Future research should aim to standardize statin administration protocols and hydration methods to minimize heterogeneity and improve comparability of results. Additionally, further studies incorporating cystatin C as a biomarker in randomized clinical trials are necessary to more precisely evaluate the efficacy of statins in preventing CIAKI across diverse patient populations.

Conclusion

This meta-analysis demonstrates that high-dose statins, namely atorvastatin and rosuvastatin, significantly reduce the incidence of CIAKI. The use of sCys C as a biomarker allowed for earlier and more accurate detection of renal injury, offering an advantage over traditional measures such as sCr. These findings support the consideration of high-dose statins as a preventive strategy in patients at increased risk undergoing contrast-enhanced procedures.
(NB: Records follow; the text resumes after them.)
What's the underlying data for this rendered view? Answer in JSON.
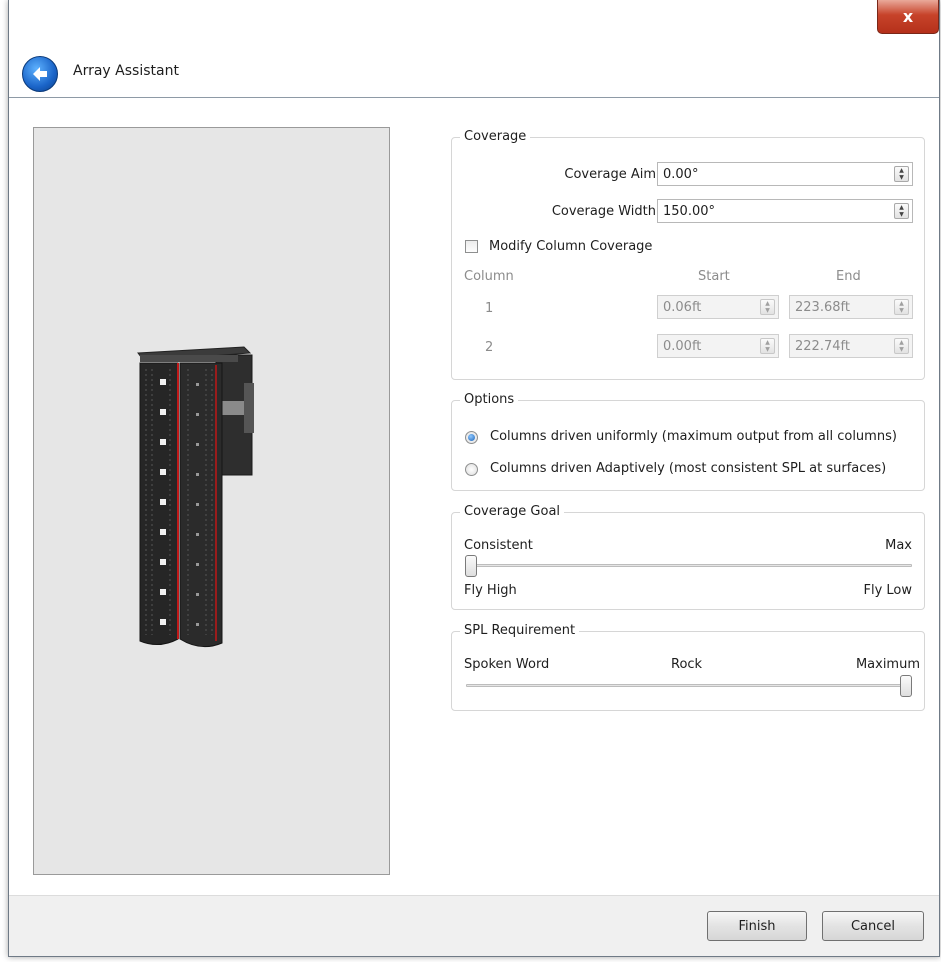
{
  "window": {
    "title": "Array Assistant",
    "close_glyph": "x"
  },
  "coverage": {
    "legend": "Coverage",
    "aim_label": "Coverage Aim",
    "aim_value": "0.00°",
    "width_label": "Coverage Width",
    "width_value": "150.00°",
    "modify_label": "Modify Column Coverage",
    "modify_checked": false,
    "table": {
      "headers": [
        "Column",
        "Start",
        "End"
      ],
      "rows": [
        {
          "column": "1",
          "start": "0.06ft",
          "end": "223.68ft"
        },
        {
          "column": "2",
          "start": "0.00ft",
          "end": "222.74ft"
        }
      ]
    }
  },
  "options": {
    "legend": "Options",
    "items": [
      {
        "label": "Columns driven uniformly (maximum output from all columns)",
        "selected": true
      },
      {
        "label": "Columns driven Adaptively (most consistent SPL at surfaces)",
        "selected": false
      }
    ]
  },
  "coverage_goal": {
    "legend": "Coverage Goal",
    "left_top": "Consistent",
    "right_top": "Max",
    "left_bottom": "Fly High",
    "right_bottom": "Fly Low",
    "level": 0
  },
  "spl": {
    "legend": "SPL Requirement",
    "left": "Spoken Word",
    "middle": "Rock",
    "right": "Maximum",
    "level": 1
  },
  "buttons": {
    "finish": "Finish",
    "cancel": "Cancel"
  },
  "icons": {
    "back": "back-arrow-icon",
    "close": "close-icon",
    "spin": "spinner-arrows-icon"
  }
}
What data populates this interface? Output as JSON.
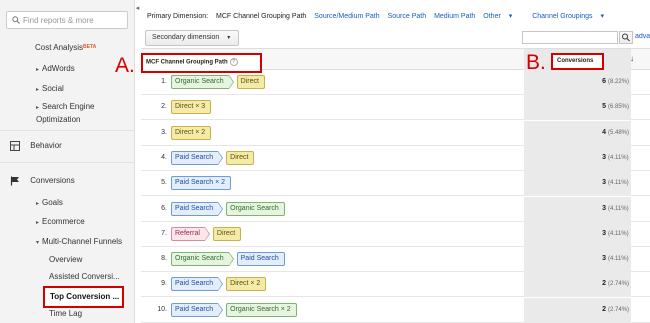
{
  "sidebar": {
    "search_placeholder": "Find reports & more",
    "cost_analysis": "Cost Analysis",
    "beta": "BETA",
    "items": [
      {
        "label": "AdWords"
      },
      {
        "label": "Social"
      },
      {
        "label": "Search Engine Optimization"
      }
    ],
    "behavior": "Behavior",
    "conversions": "Conversions",
    "conv_items": [
      {
        "label": "Goals"
      },
      {
        "label": "Ecommerce"
      },
      {
        "label": "Multi-Channel Funnels"
      }
    ],
    "mcf_items": [
      {
        "label": "Overview"
      },
      {
        "label": "Assisted Conversi..."
      },
      {
        "label": "Top Conversion ..."
      },
      {
        "label": "Time Lag"
      }
    ]
  },
  "dimension_bar": {
    "prefix": "Primary Dimension:",
    "active": "MCF Channel Grouping Path",
    "links": [
      "Source/Medium Path",
      "Source Path",
      "Medium Path"
    ],
    "other": "Other",
    "channel_groupings": "Channel Groupings"
  },
  "secondary_dimension": "Secondary dimension",
  "advanced": "adva",
  "header": {
    "path": "MCF Channel Grouping Path",
    "conversions": "Conversions"
  },
  "labels": {
    "a": "A.",
    "b": "B."
  },
  "rows": [
    {
      "idx": "1.",
      "path": [
        {
          "t": "Organic Search",
          "c": "organic"
        },
        {
          "t": "Direct",
          "c": "direct"
        }
      ],
      "value": "6",
      "pct": "(8.22%)"
    },
    {
      "idx": "2.",
      "path": [
        {
          "t": "Direct × 3",
          "c": "direct"
        }
      ],
      "value": "5",
      "pct": "(6.85%)"
    },
    {
      "idx": "3.",
      "path": [
        {
          "t": "Direct × 2",
          "c": "direct"
        }
      ],
      "value": "4",
      "pct": "(5.48%)"
    },
    {
      "idx": "4.",
      "path": [
        {
          "t": "Paid Search",
          "c": "paid"
        },
        {
          "t": "Direct",
          "c": "direct"
        }
      ],
      "value": "3",
      "pct": "(4.11%)"
    },
    {
      "idx": "5.",
      "path": [
        {
          "t": "Paid Search × 2",
          "c": "paid"
        }
      ],
      "value": "3",
      "pct": "(4.11%)"
    },
    {
      "idx": "6.",
      "path": [
        {
          "t": "Paid Search",
          "c": "paid"
        },
        {
          "t": "Organic Search",
          "c": "organic"
        }
      ],
      "value": "3",
      "pct": "(4.11%)"
    },
    {
      "idx": "7.",
      "path": [
        {
          "t": "Referral",
          "c": "referral"
        },
        {
          "t": "Direct",
          "c": "direct"
        }
      ],
      "value": "3",
      "pct": "(4.11%)"
    },
    {
      "idx": "8.",
      "path": [
        {
          "t": "Organic Search",
          "c": "organic"
        },
        {
          "t": "Paid Search",
          "c": "paid"
        }
      ],
      "value": "3",
      "pct": "(4.11%)"
    },
    {
      "idx": "9.",
      "path": [
        {
          "t": "Paid Search",
          "c": "paid"
        },
        {
          "t": "Direct × 2",
          "c": "direct"
        }
      ],
      "value": "2",
      "pct": "(2.74%)"
    },
    {
      "idx": "10.",
      "path": [
        {
          "t": "Paid Search",
          "c": "paid"
        },
        {
          "t": "Organic Search × 2",
          "c": "organic"
        }
      ],
      "value": "2",
      "pct": "(2.74%)"
    }
  ]
}
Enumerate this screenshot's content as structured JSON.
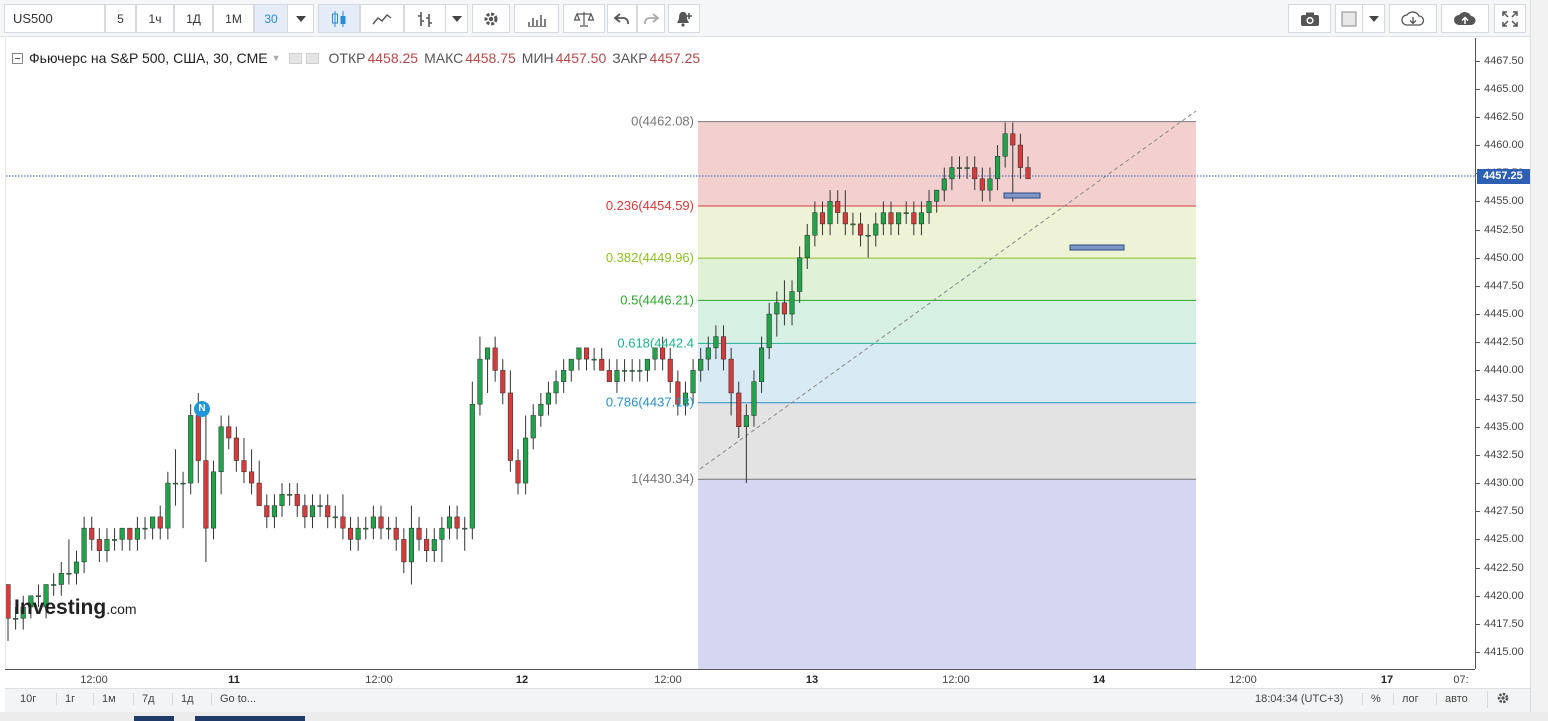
{
  "toolbar": {
    "symbol": "US500",
    "intervals": [
      "5",
      "1ч",
      "1Д",
      "1М",
      "30"
    ],
    "active_interval": "30"
  },
  "legend": {
    "title": "Фьючерс на S&P 500, США, 30, CME",
    "open_label": "ОТКР",
    "open": "4458.25",
    "high_label": "МАКС",
    "high": "4458.75",
    "low_label": "МИН",
    "low": "4457.50",
    "close_label": "ЗАКР",
    "close": "4457.25"
  },
  "price_axis": {
    "ticks": [
      "4467.50",
      "4465.00",
      "4462.50",
      "4460.00",
      "4457.50",
      "4455.00",
      "4452.50",
      "4450.00",
      "4447.50",
      "4445.00",
      "4442.50",
      "4440.00",
      "4437.50",
      "4435.00",
      "4432.50",
      "4430.00",
      "4427.50",
      "4425.00",
      "4422.50",
      "4420.00",
      "4417.50",
      "4415.00"
    ],
    "current_price": "4457.25"
  },
  "time_axis": {
    "labels": [
      "12:00",
      "11",
      "12:00",
      "12",
      "12:00",
      "13",
      "12:00",
      "14",
      "12:00",
      "17",
      "07:"
    ],
    "bold": [
      "11",
      "12",
      "13",
      "14",
      "17"
    ]
  },
  "fibonacci": {
    "levels": [
      {
        "label": "0(4462.08)",
        "color": "#777777",
        "fill": "#f3d0d0"
      },
      {
        "label": "0.236(4454.59)",
        "color": "#d23c3c",
        "fill": "#eef3d6"
      },
      {
        "label": "0.382(4449.96)",
        "color": "#8cbf2a",
        "fill": "#dff1d6"
      },
      {
        "label": "0.5(4446.21)",
        "color": "#2ea62e",
        "fill": "#d6f1e4"
      },
      {
        "label": "0.618(4442.4",
        "color": "#1fb08f",
        "fill": "#d8ebf2"
      },
      {
        "label": "0.786(4437.13)",
        "color": "#2b8fc4",
        "fill": "#e3e3e3"
      },
      {
        "label": "1(4430.34)",
        "color": "#777777",
        "fill": "#d6d6f2"
      }
    ]
  },
  "news_marker": "N",
  "watermark": {
    "brand": "Investing",
    "suffix": ".com"
  },
  "bottom_bar": {
    "ranges": [
      "10г",
      "1г",
      "1м",
      "7д",
      "1д"
    ],
    "goto": "Go to...",
    "clock": "18:04:34 (UTC+3)",
    "percent": "%",
    "log": "лог",
    "auto": "авто"
  },
  "colors": {
    "up": "#22a34b",
    "down": "#d23c3c",
    "price_tag": "#2d5fb3",
    "accent": "#2a8bd6"
  },
  "chart_data": {
    "type": "candlestick",
    "instrument": "US500",
    "interval": "30",
    "ylim": [
      4413.5,
      4469.5
    ],
    "ohlc": [
      [
        4421,
        4421,
        4416,
        4418
      ],
      [
        4418,
        4419,
        4417,
        4418
      ],
      [
        4418,
        4420,
        4417,
        4419
      ],
      [
        4419,
        4420,
        4418,
        4420
      ],
      [
        4420,
        4421,
        4419,
        4420
      ],
      [
        4419,
        4421,
        4418,
        4421
      ],
      [
        4421,
        4422,
        4420,
        4421
      ],
      [
        4421,
        4423,
        4420,
        4422
      ],
      [
        4422,
        4425,
        4421,
        4422
      ],
      [
        4422,
        4424,
        4421,
        4423
      ],
      [
        4423,
        4427,
        4422,
        4426
      ],
      [
        4426,
        4427,
        4424,
        4425
      ],
      [
        4425,
        4426,
        4423,
        4424
      ],
      [
        4424,
        4426,
        4423,
        4425
      ],
      [
        4425,
        4426,
        4424,
        4425
      ],
      [
        4425,
        4426,
        4424,
        4426
      ],
      [
        4426,
        4426,
        4424,
        4425
      ],
      [
        4425,
        4427,
        4424,
        4426
      ],
      [
        4426,
        4427,
        4425,
        4426
      ],
      [
        4426,
        4427,
        4425,
        4427
      ],
      [
        4427,
        4428,
        4425,
        4426
      ],
      [
        4426,
        4431,
        4425,
        4430
      ],
      [
        4430,
        4433,
        4428,
        4430
      ],
      [
        4430,
        4431,
        4426,
        4430
      ],
      [
        4430,
        4437,
        4429,
        4436
      ],
      [
        4436,
        4438,
        4430,
        4432
      ],
      [
        4432,
        4436,
        4423,
        4426
      ],
      [
        4426,
        4432,
        4425,
        4431
      ],
      [
        4431,
        4436,
        4429,
        4435
      ],
      [
        4435,
        4436,
        4433,
        4434
      ],
      [
        4434,
        4435,
        4431,
        4432
      ],
      [
        4432,
        4434,
        4430,
        4431
      ],
      [
        4431,
        4433,
        4429,
        4430
      ],
      [
        4430,
        4432,
        4428,
        4428
      ],
      [
        4428,
        4429,
        4426,
        4427
      ],
      [
        4427,
        4429,
        4426,
        4428
      ],
      [
        4428,
        4430,
        4427,
        4429
      ],
      [
        4429,
        4430,
        4428,
        4429
      ],
      [
        4429,
        4430,
        4427,
        4428
      ],
      [
        4428,
        4429,
        4426,
        4427
      ],
      [
        4427,
        4429,
        4426,
        4428
      ],
      [
        4428,
        4429,
        4427,
        4428
      ],
      [
        4428,
        4429,
        4426,
        4427
      ],
      [
        4427,
        4428,
        4426,
        4427
      ],
      [
        4427,
        4429,
        4425,
        4426
      ],
      [
        4426,
        4427,
        4424,
        4425
      ],
      [
        4425,
        4427,
        4424,
        4426
      ],
      [
        4426,
        4427,
        4425,
        4426
      ],
      [
        4426,
        4428,
        4425,
        4427
      ],
      [
        4427,
        4428,
        4425,
        4426
      ],
      [
        4426,
        4427,
        4425,
        4426
      ],
      [
        4426,
        4427,
        4424,
        4425
      ],
      [
        4425,
        4426,
        4422,
        4423
      ],
      [
        4423,
        4428,
        4421,
        4426
      ],
      [
        4426,
        4427,
        4424,
        4425
      ],
      [
        4425,
        4426,
        4423,
        4424
      ],
      [
        4424,
        4426,
        4423,
        4425
      ],
      [
        4425,
        4427,
        4423,
        4426
      ],
      [
        4426,
        4428,
        4425,
        4427
      ],
      [
        4427,
        4428,
        4425,
        4426
      ],
      [
        4426,
        4427,
        4424,
        4426
      ],
      [
        4426,
        4439,
        4425,
        4437
      ],
      [
        4437,
        4443,
        4436,
        4441
      ],
      [
        4441,
        4442,
        4438,
        4442
      ],
      [
        4442,
        4443,
        4439,
        4440
      ],
      [
        4440,
        4441,
        4437,
        4438
      ],
      [
        4438,
        4440,
        4431,
        4432
      ],
      [
        4432,
        4433,
        4429,
        4430
      ],
      [
        4430,
        4436,
        4429,
        4434
      ],
      [
        4434,
        4437,
        4433,
        4436
      ],
      [
        4436,
        4438,
        4435,
        4437
      ],
      [
        4437,
        4439,
        4436,
        4438
      ],
      [
        4438,
        4440,
        4437,
        4439
      ],
      [
        4439,
        4441,
        4438,
        4440
      ],
      [
        4440,
        4441,
        4439,
        4441
      ],
      [
        4441,
        4442,
        4440,
        4442
      ],
      [
        4442,
        4442,
        4440,
        4441
      ],
      [
        4441,
        4442,
        4440,
        4441
      ],
      [
        4441,
        4442,
        4440,
        4440
      ],
      [
        4440,
        4441,
        4439,
        4439
      ],
      [
        4439,
        4441,
        4438,
        4440
      ],
      [
        4440,
        4441,
        4439,
        4440
      ],
      [
        4440,
        4441,
        4439,
        4440
      ],
      [
        4440,
        4441,
        4439,
        4440
      ],
      [
        4440,
        4441,
        4439,
        4441
      ],
      [
        4441,
        4442,
        4440,
        4442
      ],
      [
        4442,
        4443,
        4440,
        4441
      ],
      [
        4441,
        4442,
        4438,
        4439
      ],
      [
        4439,
        4440,
        4436,
        4437
      ],
      [
        4437,
        4439,
        4436,
        4438
      ],
      [
        4438,
        4441,
        4437,
        4440
      ],
      [
        4440,
        4442,
        4439,
        4441
      ],
      [
        4441,
        4443,
        4440,
        4442
      ],
      [
        4442,
        4444,
        4441,
        4443
      ],
      [
        4443,
        4444,
        4440,
        4441
      ],
      [
        4441,
        4442,
        4436,
        4438
      ],
      [
        4438,
        4439,
        4434,
        4435
      ],
      [
        4435,
        4437,
        4430,
        4436
      ],
      [
        4436,
        4440,
        4435,
        4439
      ],
      [
        4439,
        4443,
        4438,
        4442
      ],
      [
        4442,
        4446,
        4441,
        4445
      ],
      [
        4445,
        4447,
        4443,
        4446
      ],
      [
        4446,
        4448,
        4444,
        4445
      ],
      [
        4445,
        4448,
        4444,
        4447
      ],
      [
        4447,
        4451,
        4446,
        4450
      ],
      [
        4450,
        4453,
        4449,
        4452
      ],
      [
        4452,
        4455,
        4451,
        4454
      ],
      [
        4454,
        4455,
        4452,
        4453
      ],
      [
        4453,
        4456,
        4452,
        4455
      ],
      [
        4455,
        4456,
        4453,
        4454
      ],
      [
        4454,
        4456,
        4452,
        4453
      ],
      [
        4453,
        4454,
        4452,
        4453
      ],
      [
        4453,
        4454,
        4451,
        4452
      ],
      [
        4452,
        4453,
        4450,
        4452
      ],
      [
        4452,
        4454,
        4451,
        4453
      ],
      [
        4453,
        4455,
        4452,
        4454
      ],
      [
        4454,
        4455,
        4452,
        4453
      ],
      [
        4453,
        4454,
        4452,
        4454
      ],
      [
        4454,
        4455,
        4453,
        4454
      ],
      [
        4454,
        4455,
        4452,
        4453
      ],
      [
        4453,
        4455,
        4452,
        4454
      ],
      [
        4454,
        4456,
        4453,
        4455
      ],
      [
        4455,
        4456,
        4454,
        4456
      ],
      [
        4456,
        4458,
        4455,
        4457
      ],
      [
        4457,
        4459,
        4456,
        4458
      ],
      [
        4458,
        4459,
        4457,
        4458
      ],
      [
        4458,
        4459,
        4457,
        4458
      ],
      [
        4458,
        4459,
        4456,
        4457
      ],
      [
        4457,
        4458,
        4455,
        4456
      ],
      [
        4456,
        4458,
        4455,
        4457
      ],
      [
        4457,
        4460,
        4456,
        4459
      ],
      [
        4459,
        4462,
        4458,
        4461
      ],
      [
        4461,
        4462,
        4455,
        4460
      ],
      [
        4460,
        4461,
        4457,
        4458
      ],
      [
        4458,
        4459,
        4457,
        4457
      ]
    ]
  }
}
While the included studies showed consistent benefits, moderate heterogeneity was present, likely due to variations in patient populations, statin dosages, hydration protocols, and contrast media used. Despite this, the overall strength of the evidence supports the potential clinical integration of this preventive approach.

Further randomized controlled trials are warranted to determine the optimal timing and dosing strategies and to confirm efficacy across broader patient populations. Standardizing intervention protocols may also help reduce heterogeneity and enhance reproducibility in future research.